Brisbane needs more churches

A thing I wrote for the Bible Society about the impending arrival of City On A Hill went online last night. It’s in the print copy of this month’s Eternity newspaper. Eternity has just started a local Queensland section in print editions distributed up here that I’m excited to be writing for occasionally.

Here’s the last paragraph.

 

City On A Hill will change the church ecosystem in Brisbane. It’ll make life uncomfortable for existing churches. Any new animal introduced to an ecosystem causes disruption. I learned that in grade nine science. City On A Hill is a new animal. But if we want our city disrupted by the Gospel of Jesus, we need to keep welcoming new animals into the ecosystem. We want the ecosystem we live in to change – that’s why we’re part of God’s church.

It would be really easy to be anxious about City On A Hill coming into Brisbane’s CBD. Planting a church and reaching Brisbane is pretty hard and “competition” can be a scary thing. I had a recent experience on Facebook where someone moving to Brisbane was looking for church recommendations and heaps of interstate people who love and know Dave Miers were keen to recommend City On A Hill, and it could be disheartening for me, for other ministers, and other church planters in particular, to have a sense that people outside of Brisbane don’t know much about Brisbane’s church scene, but know City On A Hill and know Dave.
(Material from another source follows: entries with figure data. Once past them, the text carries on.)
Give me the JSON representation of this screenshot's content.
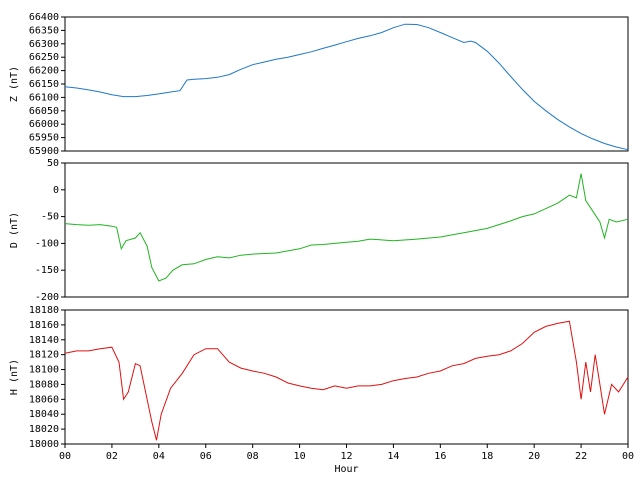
{
  "chart_data": [
    {
      "type": "line",
      "ylabel": "Z (nT)",
      "color": "#1f78c8",
      "xlim": [
        0,
        24
      ],
      "ylim": [
        65900,
        66400
      ],
      "yticks": [
        65900,
        65950,
        66000,
        66050,
        66100,
        66150,
        66200,
        66250,
        66300,
        66350,
        66400
      ],
      "x": [
        0,
        0.5,
        1,
        1.5,
        2,
        2.5,
        3,
        3.5,
        4,
        4.5,
        4.9,
        5.2,
        5.5,
        6,
        6.5,
        7,
        7.5,
        8,
        8.5,
        9,
        9.5,
        10,
        10.5,
        11,
        11.5,
        12,
        12.5,
        13,
        13.5,
        14,
        14.5,
        15,
        15.5,
        16,
        16.5,
        17,
        17.3,
        17.5,
        18,
        18.5,
        19,
        19.5,
        20,
        20.5,
        21,
        21.5,
        22,
        22.5,
        23,
        23.5,
        24
      ],
      "values": [
        66140,
        66135,
        66128,
        66120,
        66110,
        66103,
        66103,
        66107,
        66113,
        66120,
        66125,
        66165,
        66168,
        66170,
        66175,
        66185,
        66205,
        66222,
        66232,
        66242,
        66250,
        66260,
        66270,
        66283,
        66295,
        66308,
        66320,
        66330,
        66342,
        66360,
        66373,
        66372,
        66360,
        66342,
        66323,
        66305,
        66310,
        66305,
        66272,
        66228,
        66178,
        66130,
        66085,
        66050,
        66018,
        65990,
        65965,
        65945,
        65928,
        65915,
        65905
      ]
    },
    {
      "type": "line",
      "ylabel": "D (nT)",
      "color": "#22b422",
      "xlim": [
        0,
        24
      ],
      "ylim": [
        -200,
        50
      ],
      "yticks": [
        -200,
        -150,
        -100,
        -50,
        0,
        50
      ],
      "x": [
        0,
        0.5,
        1,
        1.5,
        2,
        2.2,
        2.4,
        2.6,
        3,
        3.2,
        3.5,
        3.7,
        4,
        4.3,
        4.6,
        5,
        5.5,
        6,
        6.5,
        7,
        7.5,
        8,
        9,
        10,
        10.5,
        11,
        12,
        12.5,
        13,
        14,
        15,
        16,
        17,
        18,
        18.5,
        19,
        19.5,
        20,
        20.5,
        21,
        21.5,
        21.8,
        22,
        22.2,
        22.5,
        22.8,
        23,
        23.2,
        23.5,
        24
      ],
      "values": [
        -63,
        -65,
        -66,
        -65,
        -68,
        -70,
        -110,
        -95,
        -90,
        -80,
        -105,
        -145,
        -170,
        -165,
        -150,
        -140,
        -138,
        -130,
        -125,
        -127,
        -122,
        -120,
        -118,
        -110,
        -103,
        -102,
        -98,
        -96,
        -92,
        -95,
        -92,
        -88,
        -80,
        -72,
        -65,
        -58,
        -50,
        -45,
        -35,
        -25,
        -10,
        -15,
        30,
        -20,
        -40,
        -60,
        -90,
        -55,
        -60,
        -55
      ]
    },
    {
      "type": "line",
      "ylabel": "H (nT)",
      "xlabel": "Hour",
      "color": "#e01010",
      "xlim": [
        0,
        24
      ],
      "ylim": [
        18000,
        18180
      ],
      "yticks": [
        18000,
        18020,
        18040,
        18060,
        18080,
        18100,
        18120,
        18140,
        18160,
        18180
      ],
      "xticks": [
        {
          "value": 0,
          "label": "00"
        },
        {
          "value": 2,
          "label": "02"
        },
        {
          "value": 4,
          "label": "04"
        },
        {
          "value": 6,
          "label": "06"
        },
        {
          "value": 8,
          "label": "08"
        },
        10,
        12,
        14,
        16,
        18,
        20,
        22,
        {
          "value": 24,
          "label": "00"
        }
      ],
      "x": [
        0,
        0.5,
        1,
        1.5,
        2,
        2.3,
        2.5,
        2.7,
        3,
        3.2,
        3.5,
        3.7,
        3.9,
        4.1,
        4.5,
        5,
        5.5,
        6,
        6.5,
        7,
        7.5,
        8,
        8.5,
        9,
        9.5,
        10,
        10.5,
        11,
        11.5,
        12,
        12.5,
        13,
        13.5,
        14,
        14.5,
        15,
        15.5,
        16,
        16.5,
        17,
        17.5,
        18,
        18.5,
        19,
        19.5,
        20,
        20.5,
        21,
        21.5,
        21.8,
        22,
        22.2,
        22.4,
        22.6,
        22.8,
        23,
        23.3,
        23.6,
        24
      ],
      "values": [
        18122,
        18125,
        18125,
        18128,
        18130,
        18110,
        18060,
        18070,
        18108,
        18105,
        18060,
        18030,
        18005,
        18040,
        18075,
        18095,
        18120,
        18128,
        18128,
        18110,
        18102,
        18098,
        18095,
        18090,
        18082,
        18078,
        18075,
        18073,
        18078,
        18075,
        18078,
        18078,
        18080,
        18085,
        18088,
        18090,
        18095,
        18098,
        18105,
        18108,
        18115,
        18118,
        18120,
        18125,
        18135,
        18150,
        18158,
        18162,
        18165,
        18110,
        18060,
        18110,
        18070,
        18120,
        18080,
        18040,
        18080,
        18070,
        18090
      ]
    }
  ]
}
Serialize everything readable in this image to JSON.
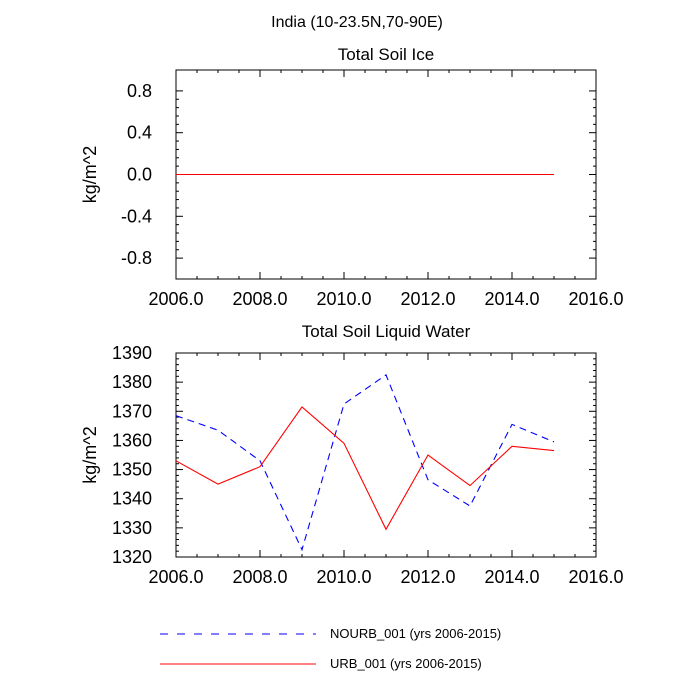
{
  "figure": {
    "title": "India (10-23.5N,70-90E)"
  },
  "chart_data": [
    {
      "type": "line",
      "title": "Total Soil Ice",
      "xlabel": "",
      "ylabel": "kg/m^2",
      "xlim": [
        2006,
        2016
      ],
      "ylim": [
        -1.0,
        1.0
      ],
      "xticks": [
        2006,
        2008,
        2010,
        2012,
        2014,
        2016
      ],
      "xtick_labels": [
        "2006.0",
        "2008.0",
        "2010.0",
        "2012.0",
        "2014.0",
        "2016.0"
      ],
      "yticks": [
        -0.8,
        -0.4,
        0.0,
        0.4,
        0.8
      ],
      "ytick_labels": [
        "-0.8",
        "-0.4",
        "0.0",
        "0.4",
        "0.8"
      ],
      "grid": false,
      "x": [
        2006,
        2007,
        2008,
        2009,
        2010,
        2011,
        2012,
        2013,
        2014,
        2015
      ],
      "series": [
        {
          "name": "NOURB_001 (yrs 2006-2015)",
          "color": "#0000ff",
          "style": "dashed",
          "values": [
            0,
            0,
            0,
            0,
            0,
            0,
            0,
            0,
            0,
            0
          ]
        },
        {
          "name": "URB_001 (yrs 2006-2015)",
          "color": "#ff0000",
          "style": "solid",
          "values": [
            0,
            0,
            0,
            0,
            0,
            0,
            0,
            0,
            0,
            0
          ]
        }
      ]
    },
    {
      "type": "line",
      "title": "Total Soil Liquid Water",
      "xlabel": "",
      "ylabel": "kg/m^2",
      "xlim": [
        2006,
        2016
      ],
      "ylim": [
        1320,
        1390
      ],
      "xticks": [
        2006,
        2008,
        2010,
        2012,
        2014,
        2016
      ],
      "xtick_labels": [
        "2006.0",
        "2008.0",
        "2010.0",
        "2012.0",
        "2014.0",
        "2016.0"
      ],
      "yticks": [
        1320,
        1330,
        1340,
        1350,
        1360,
        1370,
        1380,
        1390
      ],
      "ytick_labels": [
        "1320",
        "1330",
        "1340",
        "1350",
        "1360",
        "1370",
        "1380",
        "1390"
      ],
      "grid": false,
      "x": [
        2006,
        2007,
        2008,
        2009,
        2010,
        2011,
        2012,
        2013,
        2014,
        2015
      ],
      "series": [
        {
          "name": "NOURB_001 (yrs 2006-2015)",
          "color": "#0000ff",
          "style": "dashed",
          "values": [
            1368.5,
            1363.5,
            1353.0,
            1322.5,
            1372.5,
            1382.5,
            1346.5,
            1337.5,
            1365.5,
            1359.5
          ]
        },
        {
          "name": "URB_001 (yrs 2006-2015)",
          "color": "#ff0000",
          "style": "solid",
          "values": [
            1353.0,
            1345.0,
            1351.0,
            1371.5,
            1359.0,
            1329.5,
            1355.0,
            1344.5,
            1358.0,
            1356.5
          ]
        }
      ]
    }
  ],
  "legend": {
    "placement": "bottom",
    "items": [
      {
        "label": "NOURB_001 (yrs 2006-2015)",
        "color": "#0000ff",
        "style": "dashed"
      },
      {
        "label": "URB_001 (yrs 2006-2015)",
        "color": "#ff0000",
        "style": "solid"
      }
    ]
  }
}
It could be disheartening if our church strategies were built on securing transfer growth, not on telling people who live in our city about Jesus.

Here’s the stark reality facing the church in Brisbane.

Brisbane’s population is steadily growing. In the 5 year period from 2008 to 2013, the South East Queensland region’s population grew by 2%. If our churches aren’t growing at that rate, they’re actually shrinking. Between now and 2020, Brisbane’s population is projected to grow from 2.1 million people (2013) to 3 million people (2020) — there are some issues with population statistics in this document having different breakdowns between local government areas, and the area treated as “South East Queensland” which includes the Gold Coast, and the Sunshine Coast… but the stats all tell the same story. Our local governments — like the Brisbane City Council — are trying to figure out what infrastructure is required to facilitate this growth, and even just keep pace with it. The church in Queensland needs to do this too.

Queensland is growing faster than most churches in Queensland are growing. Brisbane is growing faster than most churches in Brisbane are growing. Which means we’re actually shrinking.

This new growth means higher density living in some parts of Brisbane, and upgrades to existing infrastructure and networks to keep pace with the growth — a shift in the make up of existing parts of Brisbane. But it also means new suburbs, new roads, new connectivity — new things being built to cater for growth.

Our existing churches should be keeping pace with growth, but we also need more churches to keep pace with this growth. Both more density in high density areas, and more churches in these green field developments.

It’s not rocket science.

Our church infrastructure — which is really a question of human resources, not building resources —needs to be constantly reinvented in order to meet the needs of our growing city and state. The status quo isn’t going to be sufficient if we want to keep pace with growth, or better yet, outpace growth.

That’s why we need City On A Hill, and many more workers for the harvest up here. There are plenty of great churches looking for staff — and the output of our colleges up here isn’t enough to supply the demand (yet). Check out, for example, this job that’s currently going at another inner city church plant. Village Church.

Comments

You should try doing the math for the Gold Coast! We really need churches.